My envy of JT Leroy being such a literary superstar wasn’t only rooted in my desire to be a successful author. It was rooted in the idea that I would and could find a community, people who cared about what I was writing and how I was writing it. I wanted to have intimate conversations about the craft with writers I admired, I wanted to be seen and valued. I wanted to be loved by my community. The outing of Laura Albert in my heart shattered a vision I had of what community and representation could look like.
Ultimately, my post teen love/lust/angst was not only about the idea of fame, but the idea of someday being all the way out about who I am as a person, including my genderqueerness, my queerness, my Blackness and depression, etc. At the age I began finding Rollins, Lunch, LeRoy, Stahl, Selby, I wasn’t ready yet to be open about myself as a whole person. I wasn’t ready to show the world my dark view of humanity and myself, I wasn’t ready to be naked in the light of creating the raw and bloody literature I loved so much.
My longing for community and belonging, has often led me down the wrong path. I’ve grown into a purple lipstick wearing loudmouth. I don’t deal with microagressions from people and I’m not quiet about it. I’ve made enemies in the poetry world. I’ve been doxxed. I’ve been fired from writing jobs. I have rage quit publications. I’ve screwed up. I’ve also found myself a community of creators who see me and value me.
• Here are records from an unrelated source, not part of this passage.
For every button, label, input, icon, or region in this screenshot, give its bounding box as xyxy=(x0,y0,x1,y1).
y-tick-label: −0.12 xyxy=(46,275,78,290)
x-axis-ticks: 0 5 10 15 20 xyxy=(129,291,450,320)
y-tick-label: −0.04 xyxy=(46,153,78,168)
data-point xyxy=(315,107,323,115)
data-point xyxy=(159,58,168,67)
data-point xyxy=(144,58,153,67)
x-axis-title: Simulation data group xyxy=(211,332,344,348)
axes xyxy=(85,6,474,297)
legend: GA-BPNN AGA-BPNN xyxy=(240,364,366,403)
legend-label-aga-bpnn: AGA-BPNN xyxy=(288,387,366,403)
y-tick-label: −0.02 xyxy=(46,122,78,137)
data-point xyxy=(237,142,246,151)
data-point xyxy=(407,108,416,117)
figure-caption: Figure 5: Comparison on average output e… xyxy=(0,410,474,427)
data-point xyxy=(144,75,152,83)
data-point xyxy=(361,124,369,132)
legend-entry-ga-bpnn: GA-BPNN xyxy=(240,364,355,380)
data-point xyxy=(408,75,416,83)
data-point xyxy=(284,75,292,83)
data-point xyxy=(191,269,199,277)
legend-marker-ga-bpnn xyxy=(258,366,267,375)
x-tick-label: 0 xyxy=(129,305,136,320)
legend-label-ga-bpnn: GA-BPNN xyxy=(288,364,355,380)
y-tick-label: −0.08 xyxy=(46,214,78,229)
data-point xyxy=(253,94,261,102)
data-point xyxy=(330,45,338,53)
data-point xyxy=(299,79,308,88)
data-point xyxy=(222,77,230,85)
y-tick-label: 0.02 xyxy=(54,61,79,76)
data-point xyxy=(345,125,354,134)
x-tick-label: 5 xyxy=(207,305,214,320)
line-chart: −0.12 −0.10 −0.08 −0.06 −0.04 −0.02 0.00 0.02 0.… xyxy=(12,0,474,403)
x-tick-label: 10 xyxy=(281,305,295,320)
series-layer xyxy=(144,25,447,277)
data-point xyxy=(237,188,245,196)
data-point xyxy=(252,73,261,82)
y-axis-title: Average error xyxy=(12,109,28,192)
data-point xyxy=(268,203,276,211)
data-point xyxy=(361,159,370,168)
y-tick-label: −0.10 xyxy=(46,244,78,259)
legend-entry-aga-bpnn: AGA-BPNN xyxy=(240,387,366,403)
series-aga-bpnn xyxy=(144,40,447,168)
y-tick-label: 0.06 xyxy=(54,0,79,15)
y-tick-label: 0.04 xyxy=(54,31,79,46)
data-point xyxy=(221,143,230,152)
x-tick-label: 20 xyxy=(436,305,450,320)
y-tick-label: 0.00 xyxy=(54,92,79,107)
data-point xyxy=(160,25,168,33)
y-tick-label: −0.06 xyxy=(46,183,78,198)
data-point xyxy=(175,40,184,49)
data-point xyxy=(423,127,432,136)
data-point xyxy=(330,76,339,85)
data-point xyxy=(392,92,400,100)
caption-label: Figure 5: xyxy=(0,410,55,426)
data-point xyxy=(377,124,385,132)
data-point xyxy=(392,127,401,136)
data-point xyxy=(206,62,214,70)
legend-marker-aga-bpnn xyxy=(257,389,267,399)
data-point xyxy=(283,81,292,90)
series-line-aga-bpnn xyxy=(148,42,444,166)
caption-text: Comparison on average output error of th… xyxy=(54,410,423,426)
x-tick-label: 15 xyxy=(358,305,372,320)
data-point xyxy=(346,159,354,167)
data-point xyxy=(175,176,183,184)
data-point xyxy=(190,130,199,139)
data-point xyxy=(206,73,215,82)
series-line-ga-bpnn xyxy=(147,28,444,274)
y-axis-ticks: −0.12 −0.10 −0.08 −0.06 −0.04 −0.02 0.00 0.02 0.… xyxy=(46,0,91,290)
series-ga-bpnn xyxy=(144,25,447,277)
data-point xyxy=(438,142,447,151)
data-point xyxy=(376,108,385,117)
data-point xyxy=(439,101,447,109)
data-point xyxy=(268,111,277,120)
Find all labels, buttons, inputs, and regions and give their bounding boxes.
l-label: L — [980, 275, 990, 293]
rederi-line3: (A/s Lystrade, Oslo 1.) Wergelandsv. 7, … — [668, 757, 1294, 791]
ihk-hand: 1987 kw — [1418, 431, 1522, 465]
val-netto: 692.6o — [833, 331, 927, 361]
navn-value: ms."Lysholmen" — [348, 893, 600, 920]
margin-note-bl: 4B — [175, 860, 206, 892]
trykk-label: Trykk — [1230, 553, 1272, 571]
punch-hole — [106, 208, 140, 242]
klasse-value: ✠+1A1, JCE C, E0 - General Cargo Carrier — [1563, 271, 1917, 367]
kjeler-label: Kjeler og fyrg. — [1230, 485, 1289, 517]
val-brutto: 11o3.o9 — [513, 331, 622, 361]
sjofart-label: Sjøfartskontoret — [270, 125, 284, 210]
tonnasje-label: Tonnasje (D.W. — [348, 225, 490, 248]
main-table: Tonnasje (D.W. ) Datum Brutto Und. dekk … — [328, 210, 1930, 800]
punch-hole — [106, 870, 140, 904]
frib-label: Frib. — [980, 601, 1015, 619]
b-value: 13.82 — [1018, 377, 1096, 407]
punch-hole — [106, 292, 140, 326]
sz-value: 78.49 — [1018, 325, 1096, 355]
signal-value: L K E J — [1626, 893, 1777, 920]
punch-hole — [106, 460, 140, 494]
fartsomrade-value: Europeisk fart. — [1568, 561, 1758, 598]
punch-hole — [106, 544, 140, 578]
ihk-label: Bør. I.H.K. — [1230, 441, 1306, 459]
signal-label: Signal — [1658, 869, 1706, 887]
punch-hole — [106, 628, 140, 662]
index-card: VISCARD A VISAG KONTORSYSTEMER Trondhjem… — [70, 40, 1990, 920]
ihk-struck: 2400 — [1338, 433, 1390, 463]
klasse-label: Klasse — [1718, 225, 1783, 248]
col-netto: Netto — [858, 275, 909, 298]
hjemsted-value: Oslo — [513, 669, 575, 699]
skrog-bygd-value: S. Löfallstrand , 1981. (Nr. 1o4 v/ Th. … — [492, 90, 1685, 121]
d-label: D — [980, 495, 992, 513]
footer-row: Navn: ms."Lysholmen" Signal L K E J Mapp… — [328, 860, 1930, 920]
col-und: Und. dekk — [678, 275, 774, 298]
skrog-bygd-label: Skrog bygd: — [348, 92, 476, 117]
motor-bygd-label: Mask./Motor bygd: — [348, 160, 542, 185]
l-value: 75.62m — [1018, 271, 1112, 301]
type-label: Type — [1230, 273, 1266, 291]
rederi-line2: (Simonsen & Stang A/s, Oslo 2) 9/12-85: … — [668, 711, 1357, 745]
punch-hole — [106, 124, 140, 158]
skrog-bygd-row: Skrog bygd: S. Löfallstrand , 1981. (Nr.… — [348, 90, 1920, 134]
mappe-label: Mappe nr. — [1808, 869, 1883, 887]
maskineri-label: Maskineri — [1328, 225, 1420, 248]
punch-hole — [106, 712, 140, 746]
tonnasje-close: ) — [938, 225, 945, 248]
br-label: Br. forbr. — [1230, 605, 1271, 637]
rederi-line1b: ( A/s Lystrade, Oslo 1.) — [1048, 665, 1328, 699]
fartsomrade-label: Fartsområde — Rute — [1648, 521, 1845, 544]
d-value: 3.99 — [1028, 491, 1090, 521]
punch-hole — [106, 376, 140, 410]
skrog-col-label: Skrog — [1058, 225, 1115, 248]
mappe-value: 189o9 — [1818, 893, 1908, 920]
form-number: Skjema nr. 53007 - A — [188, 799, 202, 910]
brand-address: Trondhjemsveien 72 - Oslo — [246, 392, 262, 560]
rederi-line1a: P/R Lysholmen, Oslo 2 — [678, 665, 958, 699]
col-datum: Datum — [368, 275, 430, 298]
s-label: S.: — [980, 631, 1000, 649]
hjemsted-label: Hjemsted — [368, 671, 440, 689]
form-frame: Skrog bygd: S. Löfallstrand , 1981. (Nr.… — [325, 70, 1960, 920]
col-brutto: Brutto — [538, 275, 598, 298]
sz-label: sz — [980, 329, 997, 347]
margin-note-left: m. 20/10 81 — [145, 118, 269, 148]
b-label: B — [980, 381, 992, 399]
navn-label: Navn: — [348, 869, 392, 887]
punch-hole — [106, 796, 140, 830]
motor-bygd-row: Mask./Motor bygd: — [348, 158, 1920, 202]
I am blessed in that I didn’t have to create a persona who could write. I have learned and grown into living in my truth out and loud and proud. I am a sweaty little weirdo at events I get invited to, I am not a best seller, you probably don’t even know who the hell I am. I am all that and I am happy. I am loved. I have a community I value and that values me in return.
Most of my writing life is what baby me needed. The little family of writers and other creative people I have gathered into my little world provide me with the type of intimacy, belief in my work, and reciprocity I was craving and saw in JT Leroy’s fame. Am I a beloved superstar of the literary scene? No. My writing life is not what I imagined all those years ago. And it’s all right.